Monday, October 21, 2013

China. Fast now, slow later - Treasury


China will be by far the biggest economy in the world within 17 years but it’s growth rate will have slowed to a trickle, according to a new Treasury analysis.

Labelled a working paper and posted on the Treasury website with the annotation that its conclusions are “those of the authors and do not necessarily reflect those of the Australian Treasury” the study uses measures of labour productivity and long term population growth to produce economic growth projections for six major regions of the world and six individual countries.

It finds China’s growth rate will plummet from an average of 10.5 per cent in the first decade of the century to 8 per cent this decade, then to 4.3 per cent, 2.4 per cent and 2 per cent between 2040 and 2050.

India, whose growth rate had been expected to overtake China’s, will do so as its growth slows from 7.5 per cent last decade to 6.5 per cent this decade, then 6.1 per cent, 4.5 per cent and 3.3 per cent.

Growth among developed nations will slip from 2.1 per cent per annum to 1.6 per cent before settling at 1.7 per cent from 2040...


The authors, Wilson Au-Yeung, Nghi Luu and Dhruv Sharma from Treasury’s international division and Michael Kouparitsas from Treasury’s domestic division, say the projected slid in growth rates need not concern Australia because its potential trading partners woill be quite big.

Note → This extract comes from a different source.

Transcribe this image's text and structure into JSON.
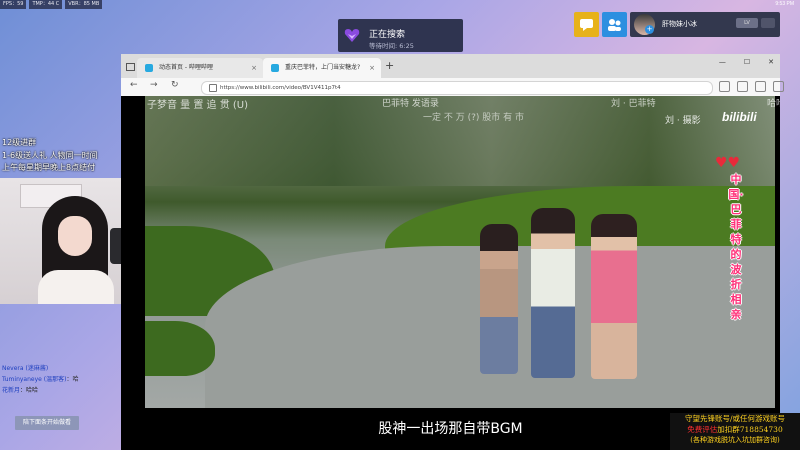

“Our analysis suggests that the economy of the emerging and developing region is currently larger than
the economy of the advanced region,” they write. “This reflects the rapidly shifting weight of global
economic activity to fast-growing economies of Asia.”

“We project that Asia will become the world’s largest economic region by 2020. Underlying this is the expectation that the combined economies of China and India will become larger than the advanced economies by the middle of the 2030s.”

They expect China to overtake the United States as the world’s largest economy by the start of the 2030s.

China’s economic growth rate will slow as its population growth rate slows. Chinese productivity is expected to climb from around 20 per cent of US productivity where it is today to 50 per cent by the middle of the century and then to 70 per cent.